Lesson learned: light coconut milk cannot be whipped into cream. Duh.
- 1 15 oz. Can Pumpkin Puree
- 1 C. Light Coconut Milk, divided
- ½ C. Brown Sugar
- 2 Tbs. Cornstarch
- 1 Tbs. Molasses
- 1 Tbs. Pumpkin Pie Spice
- ½ Tsp. Sea Salt
- Pre-heat oven to 350 degrees F.
- Place 4 lightly greased ramekins in a 9 x 13 inch baking pan. Fill pan with approximately 1 inch of water. Set aside.
- Make your vegan condensed milk by combining ¾ C. coconut milk and brown sugar in a saucepan over medium-high heat. Stir to dissolve brown sugar.
- In a separate small bowl, whisk remaining ¼ C. coconut milk and cornstarch, making sure there are no lumps.
- Once coconut milk and brown sugar mixture is boiling, add cornstarch mixture, whisking constantly until fully incorporated.
- Once mixture has thickened, remove from heat.
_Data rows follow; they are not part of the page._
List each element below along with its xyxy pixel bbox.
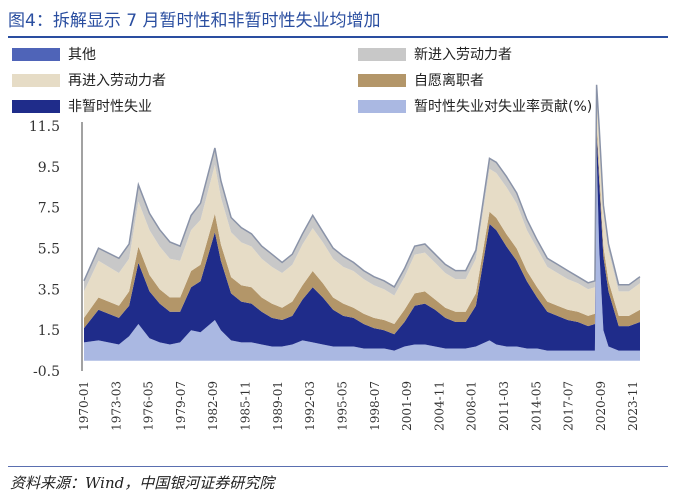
legend-swatch-reentrant [12,73,60,87]
legend-label-job-leaver: 自愿离职者 [414,73,484,89]
x-tick-label: 1973-03 [109,381,123,431]
x-tick-label: 2023-11 [626,381,640,431]
legend-swatch-job-leaver [358,73,406,87]
area-permanent [84,132,640,351]
x-tick-label: 1979-07 [174,381,188,431]
y-tick-labels: 11.5 9.5 7.5 5.5 3.5 1.5 -0.5 [29,119,60,380]
area-reentrant [84,91,640,324]
legend-label-permanent: 非暂时性失业 [68,99,152,115]
x-tick-label: 2004-11 [432,381,446,431]
legend-swatch-permanent [12,99,60,113]
x-tick-label: 1989-01 [271,381,285,431]
x-tick-label: 1976-05 [142,381,156,431]
y-tick-label: 11.5 [29,119,60,135]
x-tick-labels: 1970-01 1973-03 1976-05 1979-07 1982-09 1985-… [77,381,640,431]
x-tick-label: 1995-05 [335,381,349,431]
y-tick-label: 1.5 [38,323,60,339]
legend-label-other: 其他 [68,47,96,63]
x-tick-label: 2001-09 [400,381,414,431]
x-tick-label: 1992-03 [303,381,317,431]
legend-item-temporary: 暂时性失业对失业率贡献(%) [358,96,592,116]
y-tick-label: 5.5 [38,242,60,258]
legend-label-temporary: 暂时性失业对失业率贡献(%) [414,99,593,115]
legend-item-permanent: 非暂时性失业 [12,96,152,116]
legend-item-job-leaver: 自愿离职者 [358,70,484,90]
legend-item-reentrant: 再进入劳动力者 [12,70,166,90]
y-tick-label: 7.5 [38,201,60,217]
x-tick-label: 2008-01 [465,381,479,431]
legend-swatch-other [12,47,60,61]
x-tick-label: 2011-03 [497,381,511,431]
y-tick-label: 9.5 [38,160,60,176]
x-tick-label: 1970-01 [77,381,91,431]
x-tick-label: 1982-09 [206,381,220,431]
stacked-areas [83,84,641,361]
x-tick-label: 2014-05 [529,381,543,431]
legend-label-new-entrant: 新进入劳动力者 [414,47,512,63]
source-note: 资料来源：Wind，中国银河证券研究院 [10,474,275,492]
chart-title: 图4：拆解显示 7 月暂时性和非暂时性失业均增加 [8,11,381,31]
legend-item-new-entrant: 新进入劳动力者 [358,44,512,64]
x-tick-label: 2017-07 [562,381,576,431]
legend-swatch-new-entrant [358,47,406,61]
legend-swatch-temporary [358,99,406,113]
x-tick-label: 1985-11 [239,381,253,431]
legend-label-reentrant: 再进入劳动力者 [68,73,166,89]
legend-item-other: 其他 [12,44,96,64]
y-tick-label: -0.5 [33,364,60,380]
source-rule [8,466,668,467]
y-tick-label: 3.5 [38,282,60,298]
legend: 其他 新进入劳动力者 再进入劳动力者 自愿离职者 非暂时性失业 暂时性失业对失业… [12,44,662,120]
x-tick-label: 2020-09 [594,381,608,431]
area-temporary [84,152,640,361]
total-outline [83,84,641,288]
title-rule [8,36,668,38]
x-tick-label: 1998-07 [368,381,382,431]
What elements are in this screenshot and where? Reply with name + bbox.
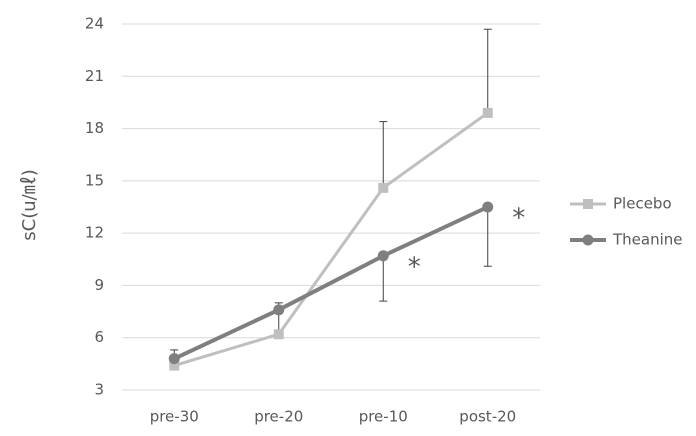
data-point bbox=[378, 182, 389, 193]
y-tick-label: 12 bbox=[85, 224, 104, 242]
y-axis-label: sC(u/㎖) bbox=[19, 169, 40, 240]
y-tick-label: 24 bbox=[85, 15, 104, 33]
series-line bbox=[173, 111, 489, 368]
y-tick-label: 3 bbox=[94, 381, 104, 399]
data-point bbox=[273, 304, 285, 316]
y-tick-label: 6 bbox=[94, 328, 104, 346]
data-point bbox=[377, 250, 389, 262]
x-tick-label: pre-20 bbox=[254, 408, 303, 426]
y-tick-label: 21 bbox=[85, 67, 104, 85]
data-point bbox=[169, 360, 180, 371]
legend-marker bbox=[583, 199, 593, 209]
y-tick-label: 9 bbox=[94, 276, 104, 294]
annotation: * bbox=[408, 252, 421, 282]
legend-marker bbox=[582, 234, 594, 246]
y-tick-label: 18 bbox=[85, 119, 104, 137]
error-bar bbox=[379, 255, 388, 302]
data-point bbox=[273, 329, 284, 340]
x-tick-label: pre-30 bbox=[150, 408, 199, 426]
series-line bbox=[173, 205, 489, 361]
x-tick-label: post-20 bbox=[459, 408, 516, 426]
x-tick-label: pre-10 bbox=[359, 408, 408, 426]
error-bar bbox=[483, 28, 492, 113]
error-bar bbox=[483, 207, 492, 267]
annotation: * bbox=[512, 204, 525, 234]
data-point bbox=[482, 201, 494, 213]
data-point bbox=[168, 353, 180, 365]
legend-label: Plecebo bbox=[613, 195, 672, 213]
data-point bbox=[482, 107, 493, 118]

- In a large bowl, combine condensed milk, pumpkin, molasses, pumpkin pie spice, and salt. Beat with an electric mixer until smooth.
- Transfer filling to individual ramekins and bake for 50 minutes, or until filling has solidified.
- Allow to cool before topping with your favorite whipped cream or ice cream, and an extra sprinkle of pumpkin pie spice.
Apparently, I’m not the only one who likes pumpkin.